Packages that do not fit your needs. Problem: Packages can vary in how much real savings they provide to families. "Bargain" packages in particular can be troublesome if one chooses a package and then changes a few items. Most people do not realize that you are now paying the a la carte pricing for everything that was previously discounted under the package. The bottom line is that one ends up paying a substantially higher price for modifying a few elements of the package.
Advice: Shop around to find a place that has a package that will suit your needs at a reasonable price. Of course, one does tailor a funeral for each person, but make sure to find out which things can be changed without "breaking" the pricing structure of the package. Some mortuaries may have prices already set so low that packages are merely a convenient method to inform the family of the typical items that make up a funeral service. In this case there is no package pricing to break so changes can made without fear of losing a good price.
Bundling. Problem: Bundling occurs when mortuaries advertise prices that seem substantially lower than surrounding competitors are, but then require that the casket and vault be purchased through them at a considerable markup. If one purchases either a casket or a vault from someone else, a higher pricing scheme is introduced.
Advice: Make sure when getting quotes from funeral homes that you find out if the price they are telling you requires that you purchase the casket and vault from them. With so many casket stores offering discount pricing for caskets and vaults it can be an advantage to find a funeral home that does not require you to purchase either item from them.
The average cost of funeral services: The National Funeral Directors Association (NFDA) performed a survey of the mortuaries general price lists for 2006. This survey revealed a national average of $7,323 for services consisting of:
- Non-declinable basic services fee
- Removal/transfer of remains to funeral home
- Other preparation of the body
- Use of facilities/staff for viewing
- Use of facilities/staff for funeral ceremony
- Service car/van
- Basic memorial printed package (e.g., memorial cards, register book, etc.)
- Metal casket
- Vault (Required by some cemeteries)
Note: This price does not include cemetery, monument or marker costs, or miscellaneous cash-advance charges, such as flowers or obituaries. As this is a national average, you may find the prices in your region above or below this figure. Also take note that the prices in this survey are from 2006.To see New Options' prices please click here.
- A place to meet and make arrangements with the family.

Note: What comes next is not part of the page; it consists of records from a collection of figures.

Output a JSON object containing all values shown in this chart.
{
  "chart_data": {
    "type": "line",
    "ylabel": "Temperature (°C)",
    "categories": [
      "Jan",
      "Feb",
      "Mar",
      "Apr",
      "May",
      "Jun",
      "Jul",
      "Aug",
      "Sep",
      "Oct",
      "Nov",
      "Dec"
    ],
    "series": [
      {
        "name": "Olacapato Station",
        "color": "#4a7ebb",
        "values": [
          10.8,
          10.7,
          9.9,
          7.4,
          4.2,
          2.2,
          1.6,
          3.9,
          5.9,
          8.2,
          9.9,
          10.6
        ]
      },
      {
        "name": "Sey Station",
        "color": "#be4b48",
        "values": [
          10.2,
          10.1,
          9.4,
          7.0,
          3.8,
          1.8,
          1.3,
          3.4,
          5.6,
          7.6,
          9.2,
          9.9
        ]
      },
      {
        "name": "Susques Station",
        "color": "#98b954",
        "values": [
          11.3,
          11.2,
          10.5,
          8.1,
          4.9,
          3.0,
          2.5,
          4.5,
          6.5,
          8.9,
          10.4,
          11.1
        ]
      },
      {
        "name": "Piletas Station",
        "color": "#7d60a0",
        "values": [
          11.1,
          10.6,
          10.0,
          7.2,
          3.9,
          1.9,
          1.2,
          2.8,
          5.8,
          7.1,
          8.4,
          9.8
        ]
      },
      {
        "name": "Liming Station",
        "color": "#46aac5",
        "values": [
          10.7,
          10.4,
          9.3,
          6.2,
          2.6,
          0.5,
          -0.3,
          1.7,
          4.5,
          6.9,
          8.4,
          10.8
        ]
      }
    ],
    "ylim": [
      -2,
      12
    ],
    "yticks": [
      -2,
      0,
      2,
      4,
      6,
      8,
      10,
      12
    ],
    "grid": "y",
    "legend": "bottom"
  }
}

- A room for holding viewings.
- A chapel for holding funeral or memorial services.
- A casket show room for selling caskets, urns and other merchandise to the family.
- A room for performing the preparations on the decedent, i.e. embalming or preparing for cremation.
- New Options meets with families in the familiar surroundings of their own home. If for some reason the family wishes to meet elsewhere we can meet them at any other place of their choosing including our home office.
- Many families have a connection with a local place of worship who are happy to accommodate families and allow viewings to take place on their premises. We also understand that not all families attend places of worship. New Options has a large network of locations available for viewings.
- As noted in point B. it's not unusual for families to have a connection with a place of worship who are happy to serve the families with the use of their premises. If the family is not connected with a place of worship New Options has a large and diverse network of locations for funeral or memorial services.
- We've found that having a show room for caskets is not a critical part of having a mortuary. While this may sound strange at first, by simply providing photo books of the caskets we eliminate the need to carry caskets in stock and the floor space to show them. Both of these have an impact on the price you pay. Should a family wish to see the casket of their choosing we have the ability to retrieve the casket in a short time frame for viewing. Another important resource in this area has been the rise of casket stores that allow families to view the caskets and purchase caskets in a show room at very reasonable prices.
- A preparation room is one area that is, of course, vital to the running of a funeral home. New Options has built a facility for this purpose without attaching the other elements of a mortuary, allowing us to serve families fully without unnecessarily extending the overhead into other areas of service.